DIY Security: Some organizations choose a do-it-yourself approach to secure public cloud workloads using scripting and visibility tools to protect deployments. Potential downsides to this strategy include insufficient resources, lack of expertise to manage security implementation and operations, and nonexistent support in a security breach.
Organizations that rely on internal staff to manage their public cloud and security deployments must be wear-ready. Typically, only a few engineers know the environment well, but they don’t necessarily have time to keep the required documentation or manage information sharing needs.
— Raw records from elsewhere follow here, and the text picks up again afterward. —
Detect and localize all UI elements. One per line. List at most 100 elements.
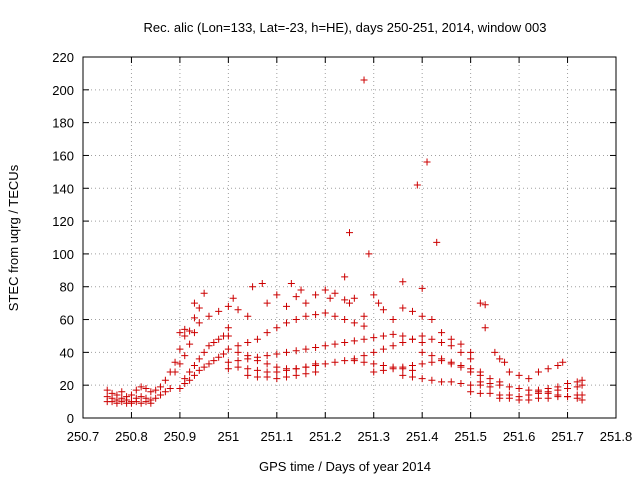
y-tick-label: 160	[52, 148, 74, 163]
y-tick-label: 40	[60, 345, 74, 360]
data-point	[370, 368, 378, 376]
y-tick-label: 200	[52, 83, 74, 98]
data-point	[312, 360, 320, 368]
data-point	[132, 398, 140, 406]
data-point	[273, 375, 281, 383]
data-point	[273, 363, 281, 371]
data-point	[292, 293, 300, 301]
data-point	[283, 365, 291, 373]
data-point	[244, 371, 252, 379]
data-point	[467, 368, 475, 376]
data-point	[190, 371, 198, 379]
data-point	[244, 312, 252, 320]
data-point	[360, 322, 368, 330]
data-point	[467, 388, 475, 396]
data-point	[370, 334, 378, 342]
data-point	[205, 342, 213, 350]
data-point	[103, 386, 111, 394]
y-tick-label: 80	[60, 280, 74, 295]
data-point	[525, 396, 533, 404]
data-points	[103, 76, 586, 407]
data-point	[147, 388, 155, 396]
data-point	[496, 381, 504, 389]
data-point	[302, 363, 310, 371]
data-point	[186, 340, 194, 348]
data-point	[215, 353, 223, 361]
data-point	[224, 324, 232, 332]
data-point	[331, 289, 339, 297]
data-point	[365, 250, 373, 258]
data-point	[418, 360, 426, 368]
data-point	[578, 376, 586, 384]
data-point	[486, 380, 494, 388]
data-point	[292, 316, 300, 324]
data-point	[341, 296, 349, 304]
data-point	[331, 340, 339, 348]
x-axis-label: GPS time / Days of year 2014	[259, 459, 431, 474]
x-tick-label: 250.9	[164, 429, 197, 444]
data-point	[399, 371, 407, 379]
data-point	[263, 360, 271, 368]
data-point	[408, 307, 416, 315]
data-point	[418, 348, 426, 356]
data-point	[181, 380, 189, 388]
data-point	[302, 312, 310, 320]
data-point	[515, 396, 523, 404]
data-point	[467, 355, 475, 363]
data-point	[263, 299, 271, 307]
data-point	[176, 384, 184, 392]
data-point	[525, 375, 533, 383]
data-point	[312, 311, 320, 319]
data-point	[200, 289, 208, 297]
data-point	[360, 358, 368, 366]
data-point	[534, 394, 542, 402]
x-tick-label: 251	[218, 429, 240, 444]
data-point	[302, 345, 310, 353]
data-point	[283, 319, 291, 327]
data-point	[379, 345, 387, 353]
data-point	[554, 391, 562, 399]
data-point	[190, 314, 198, 322]
data-point	[181, 325, 189, 333]
data-point	[157, 383, 165, 391]
data-point	[476, 389, 484, 397]
data-point	[438, 355, 446, 363]
data-point	[534, 388, 542, 396]
data-point	[564, 393, 572, 401]
data-point	[152, 386, 160, 394]
data-point	[244, 352, 252, 360]
data-point	[379, 366, 387, 374]
data-point	[215, 335, 223, 343]
data-point	[370, 348, 378, 356]
y-tick-label: 20	[60, 378, 74, 393]
data-point	[515, 371, 523, 379]
data-point	[418, 312, 426, 320]
data-point	[447, 360, 455, 368]
data-point	[389, 316, 397, 324]
data-point	[360, 335, 368, 343]
data-point	[350, 337, 358, 345]
data-point	[457, 348, 465, 356]
data-point	[447, 335, 455, 343]
data-point	[127, 399, 135, 407]
data-point	[573, 394, 581, 402]
data-point	[350, 355, 358, 363]
x-tick-label: 251.7	[551, 429, 584, 444]
data-point	[263, 373, 271, 381]
data-point	[370, 360, 378, 368]
data-point	[137, 393, 145, 401]
data-point	[258, 279, 266, 287]
x-tick-label: 251.2	[309, 429, 342, 444]
data-point	[249, 283, 257, 291]
data-point	[118, 388, 126, 396]
data-point	[176, 345, 184, 353]
data-point	[186, 368, 194, 376]
data-point	[423, 158, 431, 166]
data-point	[205, 360, 213, 368]
data-point	[544, 365, 552, 373]
data-point	[360, 352, 368, 360]
data-point	[418, 339, 426, 347]
x-tick-label: 251.5	[454, 429, 487, 444]
data-point	[161, 376, 169, 384]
If even one of these engineers leaves the company, the organization may not be in an excellent position to manage its advancing security needs effectively.
Inline Virtualized Devices: An inline virtualized appliance, such as a virtualized next-generation firewall, provides a foundation for visibility into all traffic in your cloud deployment. Using integrated next-generation security, organizations can leverage protection for applications and data in the public cloud by using content-based identification technologies to understand what is accessed, by whom, and for what.
With this understanding, the dynamic security policy can be applied to securely enable applications, content, and users regardless of location and protect data and applications in public cloud deployments from targeted and unintentional threats.
Knowledge is Power
In public cloud security, information starts with the secure activation of all traffic passing through your environment, including mobile, network, and cloud. The size of digital data passing through these media is enormous.
By using a new generation firewall virtualized as part of a locally integrated, comprehensive security platform, organizations gain the necessary insight into traffic identity and characteristics to make more informed policy decisions to protect applications and data from threats.
Local public cloud tools provide little visibility at the application layer. Also, in some cases, in-depth knowledge of networking is required to interpret data accurately. Even with correct interpretation, it is even possible to know that 455 KB of data flows from a source IP address and port to a destination address. TCP 443 is of limited value when it is known that hundreds of applications can use TCP 443.
In some hybrid deployments where the public cloud is connected to the company via an IPsec VPN, using port-based controls to restrict access to only TCP 80 and TCP 443 seems sufficient; however, this is fundamentally flawed practice.
- At least 500 applications can use TCP 80 and TCP 443, many of which are remote access tools, and proxies.
- In most cases, applications in use require additional protocols and services such as DNS, NetBIOS, and possibly SSH, all of which require the corresponding ports to be open.
- Chef and Puppet, the most common development tools, requires a wide variety of open ports.
The truth is that port controls initially provide a level of control but do not provide contextual awareness of application traffic, content within, or the user. Understanding the entire traffic flow content, including the source/destination IP and country, can help you make more informed security policy decisions.